В мутных глубинах его души росло странное чувство того, что что-то где-то… не варится, не движется… но… меняется, черт возьми. И отчетливое желание этих перемен овладевало самыми темными уголками его существа.

Кафе «Ночной город», залитое августовским палящим солнцем, находилось буквально в пяти шагах от входа в лунопарк.
- Р…ро…машка, - вдумчиво прочитал Феня название парка аттракционов и почему-то разрыдался.
- Феня, я тебе купила билет во-о-он на ту крутящуюся штуковину под навесом. Там на лошадку садись и будет тебе весело, - сюсюкала Эля.
- Ло-о-ошадь! – завыл Феня еще громче и вцепился в Евгения Адамовича.
- Ну что ты… не плачь! Хочешь я тебе мороженого куплю? Пойдем, посидим в кафе, - и Эля оперативно затащила обоих под навес «Ночного города».
- Ну че?! Заказываем, или так, задницы притулить? – белокурая деваха в фартуке официантки зловеще распахнула блокнот и вытащила ручку из-за уха. Евгений испугался, что этой ручкой она вполне может выколоть ему глаз в случае промедления с заказом и мужественно спрятался за Элю.
- Мороженое нам бы… и два кофе, - Элеонора примиряющее улыбнулась.
- Ага… значит задницы притулить, - официантка хищно повела голубым глазом и удалилась.
- Мари…анна? – Феню, казалось, сейчас хватит удар.
- Стерва, - зло процедила Эля.
- Да, собственно, мы собрались здесь…- начал было Евгений.
- По какому-то недоразумению! – злобно прервала Элеонора. - Да! Да! Мой брат спятил! И что?! Давайте еще афиши расклеим!
- Ну, Элечка, что ты так горячишься? Это ничего, что Эдик сидит у нас дома безвылазно уже две недели и отказывается вести всяческие переговоры. Это ничего, что он набирает случайные телефонные номера и бесконечно ругается с их обладателями. И, конечно же, выросшая статистика самоубийств – сущий пустяк! Он совершенно никак не связан с захлестнувшей город волной преступности. А, да, забыл еще почти сожженную кухню и стаи воробьев в квартире… ну, это если не считать следов от пуль на стенах и разбитые люстры, вазы… А сантехнику мы скоро сменим. Конечно, я не имею ничего против того, чтобы твои родственники гостили у нас дома, но, дорогая, эээ… если такие перепады настроения у вас семейное, я еще пересмотрю брачный договор, - Евгений обмахивался каким-то журналом и пальцем второй руки ковырял стол.
- Да, нужно посмотреть правде в глаза.
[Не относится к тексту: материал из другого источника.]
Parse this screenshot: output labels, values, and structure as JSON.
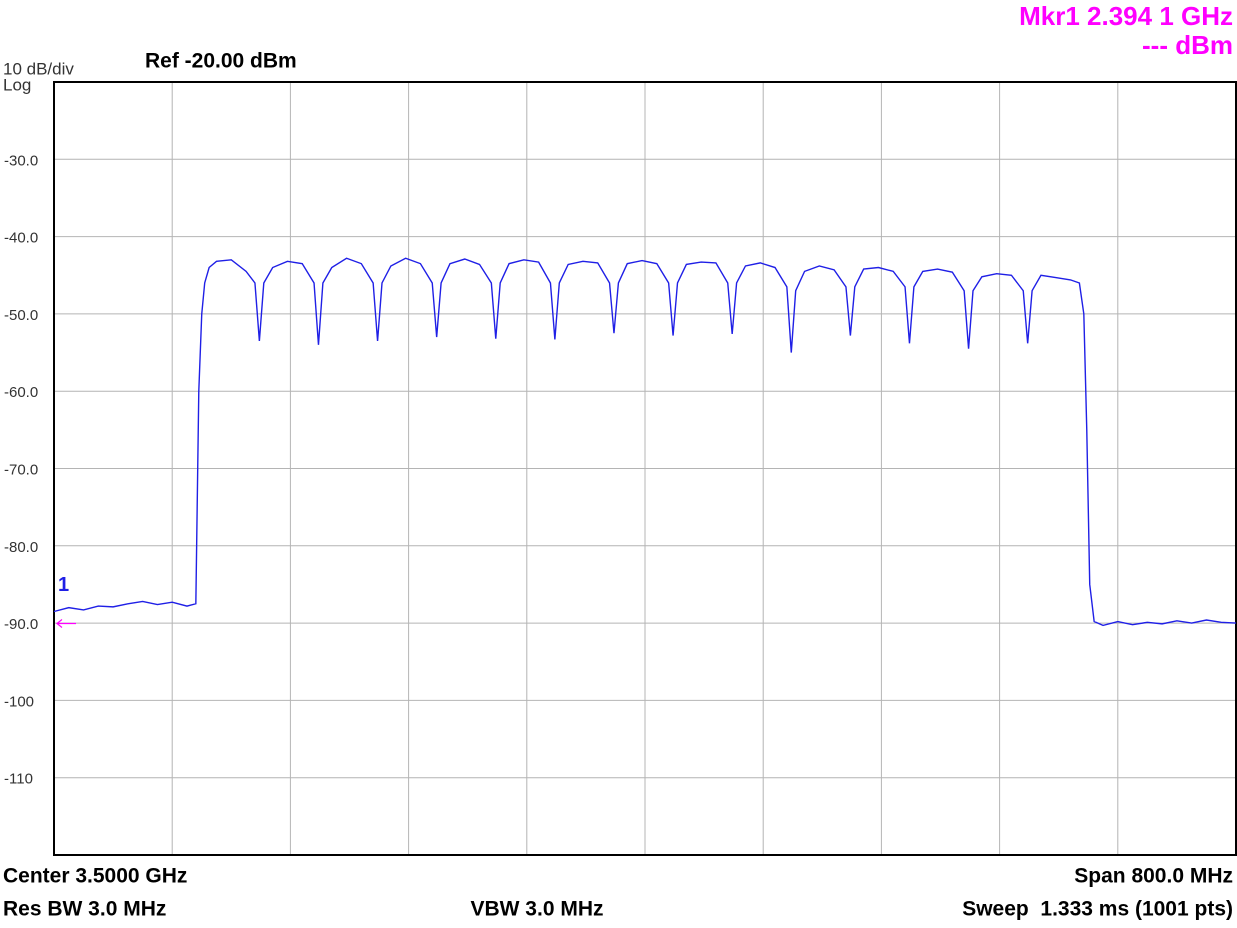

Эдик слегка неадекватен. Но… но… у всех творческих натур случаются кризисы! И их надо поддержать в этот момент! И работа у него нервная… видишь, даже отпуск не помогает.
- Ммм… вот как раз о его работе я и хотел поговорить. Тебе не кажется, что он несколько… некомпетентен?
- Я отказываюсь говорить на эту тему. Фенечка, тебе как? Не жарко?
Феня вылупил глазенки и покивал.
- Нет! Нужно поговорить на эту тему! И не переводи разговор в другое русло, - с сомнением поглядев на Феню, он добавил, - все равно ты этим ничего не добьешься.
- Черт с тобой, говори… - пробурчала Элеонора.
Мимо прошла та самая официантка.
- Девушка, а наш заказ скоро принесут? – два молодых человека за соседним столом, сидевшие тут еще до прихода четы, явно волновались.
- Как?! Вы все еще здесь?! – изумилась официантка и убрела в противоположную столику сторону.
- Ну вот, что я хотел сказать… Буду говорить прямо и откровенно. Не буду ходить вокруг да около. Зачем оттягивать неприятный момент. Как это не прискорбно. Но молчать я больше не могу. Всему когда-нибудь приходит конец. Мда… Феня, тебе не жарко?
Феня, все еще кивая, задумчиво посмотрел на Евгения и финально кивнул так, что чуть не впечатался подбородком в стол.
 - Да… так о чем я? – Евгений Адамович нервничал.
- О том, что Эдику пора в отставку… - печально протянула Эля.
- Ах, ну да… В общем, Эля, крепись. Я хочу сказать, что Эдуарду пора в отставку, - и он втянул голову в плечи.
Эля откинулась на спинку пластикового кресла.
- Я знала, что этот момент скоро настанет. Он не создан для этой работы. Такой мягкий, такой чуткий… Он, конечно, может казаться законченной свиньей, ехидным, гадливым и вообще омерзительным. Конечно, он виноват и в нескольких войнах, в голоде и нищете, в охоте на ведьм, в смерти Джордано Бруно… но все мы не ангелы! Он правда очень хороший.
- С этим-то никто и не спорит. Поэтому отчасти ему и пора в отставку. Точнее, как… устал, наверное. Ему бы сейчас родиться и стать Злом Первозданным. Такое бы в информационной войне забацал, никто бы не выжил… Но уже энтузиазма нет у него, силы не те… Как бы ему еще об этом сказать? Так, чтобы не ходить вокруг да около?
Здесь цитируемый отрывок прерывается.